Elusive artist Banksy just launched his own online shop: Gross Domestic Product, marking his first foray into e-commerce. Banksy most likely doesn’t need the money as his works are selling for millions, so in actuality, Gross Domestic Product was created to secure his “Banksy” trademark after a legal battle with a greeting card company that tried to claim his name in order to sell merchandise. The online store will offer “art, homewares and disappointment”, specifically smaller scale works by Banksy. Being the anti-establishment figure that he is, Banksy suggests that “wealthy art collectors are requested to refrain from shopping at the current time” and that “prices are fixed the first releases for lower-income patrons”. The prices range from affordable ($12) to a several hundred ($643) which is still relatively cheap for a Banksy piece.

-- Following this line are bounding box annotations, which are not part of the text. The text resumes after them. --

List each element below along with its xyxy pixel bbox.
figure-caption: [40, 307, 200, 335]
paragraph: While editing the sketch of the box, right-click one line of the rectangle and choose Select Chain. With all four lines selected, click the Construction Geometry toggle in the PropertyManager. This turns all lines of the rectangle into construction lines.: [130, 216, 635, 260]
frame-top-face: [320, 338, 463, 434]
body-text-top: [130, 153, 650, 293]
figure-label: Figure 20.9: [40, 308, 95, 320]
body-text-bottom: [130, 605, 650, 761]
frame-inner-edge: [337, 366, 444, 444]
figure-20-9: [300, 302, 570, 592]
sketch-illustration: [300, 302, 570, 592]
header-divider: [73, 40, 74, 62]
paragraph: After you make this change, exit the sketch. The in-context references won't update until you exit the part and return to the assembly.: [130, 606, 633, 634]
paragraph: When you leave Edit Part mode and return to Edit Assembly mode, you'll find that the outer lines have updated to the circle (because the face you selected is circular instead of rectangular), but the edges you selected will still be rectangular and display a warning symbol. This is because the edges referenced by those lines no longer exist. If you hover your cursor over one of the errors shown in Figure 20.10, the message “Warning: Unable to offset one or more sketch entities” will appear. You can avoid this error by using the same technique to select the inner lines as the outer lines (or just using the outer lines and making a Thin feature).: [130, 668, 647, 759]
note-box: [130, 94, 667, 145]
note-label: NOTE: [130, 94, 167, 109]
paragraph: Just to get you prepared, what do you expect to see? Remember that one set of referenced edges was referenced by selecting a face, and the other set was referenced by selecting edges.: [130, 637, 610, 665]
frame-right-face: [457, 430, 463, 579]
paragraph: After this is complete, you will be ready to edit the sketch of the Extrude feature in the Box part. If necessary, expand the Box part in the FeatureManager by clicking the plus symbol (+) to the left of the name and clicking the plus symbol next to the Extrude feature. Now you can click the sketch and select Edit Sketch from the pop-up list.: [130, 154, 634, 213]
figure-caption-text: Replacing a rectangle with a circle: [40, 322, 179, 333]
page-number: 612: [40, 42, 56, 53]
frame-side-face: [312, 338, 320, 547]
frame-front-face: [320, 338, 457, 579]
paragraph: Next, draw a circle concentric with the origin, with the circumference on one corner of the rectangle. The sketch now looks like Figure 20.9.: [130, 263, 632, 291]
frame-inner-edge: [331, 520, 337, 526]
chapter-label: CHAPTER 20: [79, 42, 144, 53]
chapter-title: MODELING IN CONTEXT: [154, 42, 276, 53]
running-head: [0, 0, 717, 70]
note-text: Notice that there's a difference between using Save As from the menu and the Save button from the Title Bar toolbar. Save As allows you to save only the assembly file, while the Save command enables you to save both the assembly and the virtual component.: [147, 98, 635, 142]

“This is not a proper shop – I mean it is an actual shop, it sells stuff and offers refunds and complies with data protection – but all the products are made in an art studio, not a factory. We use recycled materials wherever possible and there’s an ingrained culture of daytime drinking, so supply is limited and it might take a while getting to you. Shopping with us is likely to be a disappointing retail experience – especially if you’re successful in making a purchase,” said Banksy to HYPEBEAST.
In order to get your hands on the limited goods, folks will need to register on Gross Domestic Product’s website and answer the question “Does art matter?”. Responses will be judged by comedian Adam Bloom who is urging customers to make their answers as “amusing, informative or enlightening as possible.”